Following the OPEC+ deal falling apart Saudi Arabia ramped up its oil production and started offering its crude to European buyers at a significant discount. This pushed the price of black gold down further after already suffering a decline due to coronavirus pandemic-induced quarantines.
In an interview with TV channel Rossiya-1, Russian presidential spokesman Dmitry Peskov has stated that a further increase in global oil output will drive its prices down to a minimum, stressing that such a situation “serves no country’s interests”.

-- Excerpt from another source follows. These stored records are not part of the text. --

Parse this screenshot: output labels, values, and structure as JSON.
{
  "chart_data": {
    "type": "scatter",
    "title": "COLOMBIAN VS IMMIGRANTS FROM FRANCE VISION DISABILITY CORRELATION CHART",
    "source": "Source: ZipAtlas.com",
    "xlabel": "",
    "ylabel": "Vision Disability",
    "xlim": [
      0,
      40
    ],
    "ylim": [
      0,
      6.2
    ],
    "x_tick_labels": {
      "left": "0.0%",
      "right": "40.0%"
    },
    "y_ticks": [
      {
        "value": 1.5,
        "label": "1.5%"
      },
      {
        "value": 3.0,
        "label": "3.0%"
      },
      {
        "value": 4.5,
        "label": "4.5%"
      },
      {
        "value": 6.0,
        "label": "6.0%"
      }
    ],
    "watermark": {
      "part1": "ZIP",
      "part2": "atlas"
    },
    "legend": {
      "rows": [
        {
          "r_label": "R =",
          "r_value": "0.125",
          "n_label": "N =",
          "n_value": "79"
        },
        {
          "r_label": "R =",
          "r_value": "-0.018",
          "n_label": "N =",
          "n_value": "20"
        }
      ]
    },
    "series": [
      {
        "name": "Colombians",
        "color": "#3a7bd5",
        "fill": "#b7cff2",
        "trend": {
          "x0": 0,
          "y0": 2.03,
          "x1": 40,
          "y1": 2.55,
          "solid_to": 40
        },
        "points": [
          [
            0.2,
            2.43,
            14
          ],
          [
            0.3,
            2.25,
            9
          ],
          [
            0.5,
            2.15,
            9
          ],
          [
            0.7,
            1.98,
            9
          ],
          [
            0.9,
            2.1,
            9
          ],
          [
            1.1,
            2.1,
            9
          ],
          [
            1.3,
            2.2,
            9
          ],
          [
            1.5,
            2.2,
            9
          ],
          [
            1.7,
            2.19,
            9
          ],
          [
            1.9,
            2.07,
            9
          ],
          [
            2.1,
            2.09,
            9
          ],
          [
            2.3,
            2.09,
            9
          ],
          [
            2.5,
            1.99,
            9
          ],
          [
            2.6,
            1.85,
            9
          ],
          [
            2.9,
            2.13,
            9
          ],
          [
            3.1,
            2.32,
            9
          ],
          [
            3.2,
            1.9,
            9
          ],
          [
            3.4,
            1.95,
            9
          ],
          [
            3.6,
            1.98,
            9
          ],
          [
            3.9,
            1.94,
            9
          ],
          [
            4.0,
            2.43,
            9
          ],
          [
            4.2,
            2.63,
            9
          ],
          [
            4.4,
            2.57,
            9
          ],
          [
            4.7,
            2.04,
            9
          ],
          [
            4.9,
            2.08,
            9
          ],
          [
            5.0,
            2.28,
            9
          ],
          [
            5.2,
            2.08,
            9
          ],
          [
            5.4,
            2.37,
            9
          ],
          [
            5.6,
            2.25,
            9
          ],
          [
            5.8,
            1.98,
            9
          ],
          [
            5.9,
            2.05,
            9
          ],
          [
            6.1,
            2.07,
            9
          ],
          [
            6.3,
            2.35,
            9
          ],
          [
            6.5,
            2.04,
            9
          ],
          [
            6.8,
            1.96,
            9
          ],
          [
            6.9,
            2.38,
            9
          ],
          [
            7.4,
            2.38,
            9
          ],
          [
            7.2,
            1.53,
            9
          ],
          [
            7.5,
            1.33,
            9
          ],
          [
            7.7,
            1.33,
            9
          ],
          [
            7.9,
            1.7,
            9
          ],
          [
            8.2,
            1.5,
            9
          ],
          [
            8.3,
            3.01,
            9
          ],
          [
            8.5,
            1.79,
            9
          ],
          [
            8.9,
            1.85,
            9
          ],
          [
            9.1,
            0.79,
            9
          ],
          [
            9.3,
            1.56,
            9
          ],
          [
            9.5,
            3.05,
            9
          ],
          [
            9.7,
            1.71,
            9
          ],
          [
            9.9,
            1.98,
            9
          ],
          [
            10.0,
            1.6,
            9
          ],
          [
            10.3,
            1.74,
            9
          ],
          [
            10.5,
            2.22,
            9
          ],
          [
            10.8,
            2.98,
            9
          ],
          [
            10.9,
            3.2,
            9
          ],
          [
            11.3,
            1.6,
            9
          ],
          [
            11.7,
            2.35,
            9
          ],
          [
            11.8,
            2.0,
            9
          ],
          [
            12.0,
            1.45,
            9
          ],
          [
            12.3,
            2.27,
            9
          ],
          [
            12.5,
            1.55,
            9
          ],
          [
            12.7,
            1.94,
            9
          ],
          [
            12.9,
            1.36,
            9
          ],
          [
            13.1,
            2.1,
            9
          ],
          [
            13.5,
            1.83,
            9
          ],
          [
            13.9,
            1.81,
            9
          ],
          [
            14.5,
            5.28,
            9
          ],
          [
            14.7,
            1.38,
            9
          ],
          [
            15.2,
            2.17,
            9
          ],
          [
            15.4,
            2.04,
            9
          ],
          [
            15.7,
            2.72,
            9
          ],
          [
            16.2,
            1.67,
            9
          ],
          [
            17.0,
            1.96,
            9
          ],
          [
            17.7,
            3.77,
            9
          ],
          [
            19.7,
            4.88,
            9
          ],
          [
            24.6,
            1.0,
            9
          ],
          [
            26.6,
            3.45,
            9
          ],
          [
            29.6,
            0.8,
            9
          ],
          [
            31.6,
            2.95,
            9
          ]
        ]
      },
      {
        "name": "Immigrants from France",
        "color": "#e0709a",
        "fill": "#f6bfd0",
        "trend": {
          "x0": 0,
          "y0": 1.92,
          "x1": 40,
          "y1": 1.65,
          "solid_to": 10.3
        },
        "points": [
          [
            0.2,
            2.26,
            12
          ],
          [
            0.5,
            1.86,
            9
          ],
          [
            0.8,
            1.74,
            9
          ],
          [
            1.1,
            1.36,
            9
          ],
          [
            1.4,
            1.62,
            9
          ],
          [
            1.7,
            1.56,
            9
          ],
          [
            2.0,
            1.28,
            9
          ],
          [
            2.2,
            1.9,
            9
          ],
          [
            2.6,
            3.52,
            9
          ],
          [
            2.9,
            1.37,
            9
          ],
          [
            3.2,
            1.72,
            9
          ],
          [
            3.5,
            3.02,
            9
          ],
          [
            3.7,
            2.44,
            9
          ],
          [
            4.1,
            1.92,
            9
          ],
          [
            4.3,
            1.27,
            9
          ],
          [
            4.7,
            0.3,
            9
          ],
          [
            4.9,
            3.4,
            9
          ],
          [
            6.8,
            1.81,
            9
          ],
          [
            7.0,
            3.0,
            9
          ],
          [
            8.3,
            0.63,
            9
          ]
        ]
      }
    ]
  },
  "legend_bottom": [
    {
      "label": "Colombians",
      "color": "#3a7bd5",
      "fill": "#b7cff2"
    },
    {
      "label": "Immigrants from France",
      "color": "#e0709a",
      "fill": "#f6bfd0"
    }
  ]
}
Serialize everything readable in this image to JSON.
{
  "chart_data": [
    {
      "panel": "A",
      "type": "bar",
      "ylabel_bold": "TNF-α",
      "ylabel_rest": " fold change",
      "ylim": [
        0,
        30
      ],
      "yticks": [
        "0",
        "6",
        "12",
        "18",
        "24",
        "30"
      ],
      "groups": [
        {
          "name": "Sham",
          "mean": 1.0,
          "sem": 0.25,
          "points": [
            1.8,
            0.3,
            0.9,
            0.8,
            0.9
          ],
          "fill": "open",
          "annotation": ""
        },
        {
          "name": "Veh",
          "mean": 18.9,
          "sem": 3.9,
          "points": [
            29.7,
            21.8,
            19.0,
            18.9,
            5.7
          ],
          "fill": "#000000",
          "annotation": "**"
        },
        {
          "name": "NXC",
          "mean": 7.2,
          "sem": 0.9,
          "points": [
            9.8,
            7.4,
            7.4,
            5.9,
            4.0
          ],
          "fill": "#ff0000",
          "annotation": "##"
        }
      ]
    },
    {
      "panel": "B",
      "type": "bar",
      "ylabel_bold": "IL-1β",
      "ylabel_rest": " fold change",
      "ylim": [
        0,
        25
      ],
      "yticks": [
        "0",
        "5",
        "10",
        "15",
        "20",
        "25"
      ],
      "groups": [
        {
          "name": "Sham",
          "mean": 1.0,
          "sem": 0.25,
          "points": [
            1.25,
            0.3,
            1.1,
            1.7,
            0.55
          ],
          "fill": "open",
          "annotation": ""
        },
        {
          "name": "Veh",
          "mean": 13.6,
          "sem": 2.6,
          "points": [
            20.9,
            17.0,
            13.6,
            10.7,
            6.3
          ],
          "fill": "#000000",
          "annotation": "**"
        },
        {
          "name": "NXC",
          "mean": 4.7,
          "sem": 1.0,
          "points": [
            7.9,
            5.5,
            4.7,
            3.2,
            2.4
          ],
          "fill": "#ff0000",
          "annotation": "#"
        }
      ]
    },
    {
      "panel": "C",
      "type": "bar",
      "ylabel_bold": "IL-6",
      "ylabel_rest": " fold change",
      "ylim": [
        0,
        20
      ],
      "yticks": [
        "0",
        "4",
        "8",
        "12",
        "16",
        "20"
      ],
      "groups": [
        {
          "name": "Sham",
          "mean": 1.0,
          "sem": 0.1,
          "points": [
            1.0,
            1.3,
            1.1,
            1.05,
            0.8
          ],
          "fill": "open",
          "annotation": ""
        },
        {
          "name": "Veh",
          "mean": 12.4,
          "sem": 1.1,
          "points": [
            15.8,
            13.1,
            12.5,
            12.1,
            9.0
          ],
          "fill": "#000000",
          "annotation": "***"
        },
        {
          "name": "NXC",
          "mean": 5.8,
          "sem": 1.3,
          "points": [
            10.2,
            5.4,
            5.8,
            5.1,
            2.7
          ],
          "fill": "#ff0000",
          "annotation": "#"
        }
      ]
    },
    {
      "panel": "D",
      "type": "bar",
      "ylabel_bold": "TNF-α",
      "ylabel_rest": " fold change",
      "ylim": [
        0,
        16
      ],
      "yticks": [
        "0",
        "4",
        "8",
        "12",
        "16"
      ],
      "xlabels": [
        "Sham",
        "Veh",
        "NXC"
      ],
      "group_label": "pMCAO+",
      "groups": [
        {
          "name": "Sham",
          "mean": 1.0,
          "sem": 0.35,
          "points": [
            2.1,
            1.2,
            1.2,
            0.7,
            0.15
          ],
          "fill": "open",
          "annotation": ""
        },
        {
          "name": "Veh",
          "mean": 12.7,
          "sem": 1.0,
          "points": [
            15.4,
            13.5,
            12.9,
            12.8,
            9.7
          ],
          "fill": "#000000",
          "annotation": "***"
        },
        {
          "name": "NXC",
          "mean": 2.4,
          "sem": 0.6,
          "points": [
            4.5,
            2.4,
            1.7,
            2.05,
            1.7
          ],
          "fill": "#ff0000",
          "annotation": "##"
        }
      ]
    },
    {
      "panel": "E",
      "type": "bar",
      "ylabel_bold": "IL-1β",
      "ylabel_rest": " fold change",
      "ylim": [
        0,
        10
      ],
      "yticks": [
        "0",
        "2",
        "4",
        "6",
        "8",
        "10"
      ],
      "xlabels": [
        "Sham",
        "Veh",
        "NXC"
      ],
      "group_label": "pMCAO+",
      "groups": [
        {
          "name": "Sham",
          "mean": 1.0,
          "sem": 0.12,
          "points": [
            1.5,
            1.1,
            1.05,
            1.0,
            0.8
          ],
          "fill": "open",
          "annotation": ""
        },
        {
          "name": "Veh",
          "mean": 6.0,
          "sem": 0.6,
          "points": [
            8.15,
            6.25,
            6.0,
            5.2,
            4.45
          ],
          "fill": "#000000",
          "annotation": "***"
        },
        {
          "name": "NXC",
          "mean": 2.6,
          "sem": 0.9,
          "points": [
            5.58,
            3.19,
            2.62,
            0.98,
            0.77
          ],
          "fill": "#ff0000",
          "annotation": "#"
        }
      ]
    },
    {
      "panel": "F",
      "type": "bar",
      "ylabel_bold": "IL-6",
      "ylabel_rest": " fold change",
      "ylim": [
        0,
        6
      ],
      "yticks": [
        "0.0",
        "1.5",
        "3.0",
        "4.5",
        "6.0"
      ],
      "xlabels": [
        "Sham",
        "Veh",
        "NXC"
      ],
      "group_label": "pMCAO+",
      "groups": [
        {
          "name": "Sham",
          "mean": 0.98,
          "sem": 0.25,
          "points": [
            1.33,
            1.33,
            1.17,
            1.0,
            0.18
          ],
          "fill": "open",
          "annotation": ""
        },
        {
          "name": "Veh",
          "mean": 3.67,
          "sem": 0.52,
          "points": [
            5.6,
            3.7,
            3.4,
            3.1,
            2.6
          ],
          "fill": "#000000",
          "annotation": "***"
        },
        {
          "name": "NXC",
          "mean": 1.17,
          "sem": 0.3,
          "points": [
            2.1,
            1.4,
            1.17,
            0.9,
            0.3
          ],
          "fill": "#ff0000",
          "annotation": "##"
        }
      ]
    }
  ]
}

The spokesman suggested that new negotiations on crude production cuts is the only way to end the current crisis on the global energy market. Peskov highlighted that Russia never strived to end the OPEC+ deal and added that Moscow is ready for constructive talks to strike a new deal.
Global oil prices suffered a major decline after the coronavirus pandemic and the measures taken to combat it halted major parts of countries’ economies thus severely reducing demand for the natural resource. The price tag for a barrel slipped even lower, reaching levels previously seen back in 2002 after members of the OPEC+ deal failed to negotiate an extension to the production cuts.
Following the collapse of the deal, Saudi Arabia announced that it would boost its production to a maximum, thus flooding a low-demand market with excessive oil. In addition to this, Riyadh promised to sell the crude to buyers in Europe at a significantly discounted rate. However, even incredibly low prices failed to create enough demand resulting in oil gradually building up in reserves and tankers being used as mobile storage.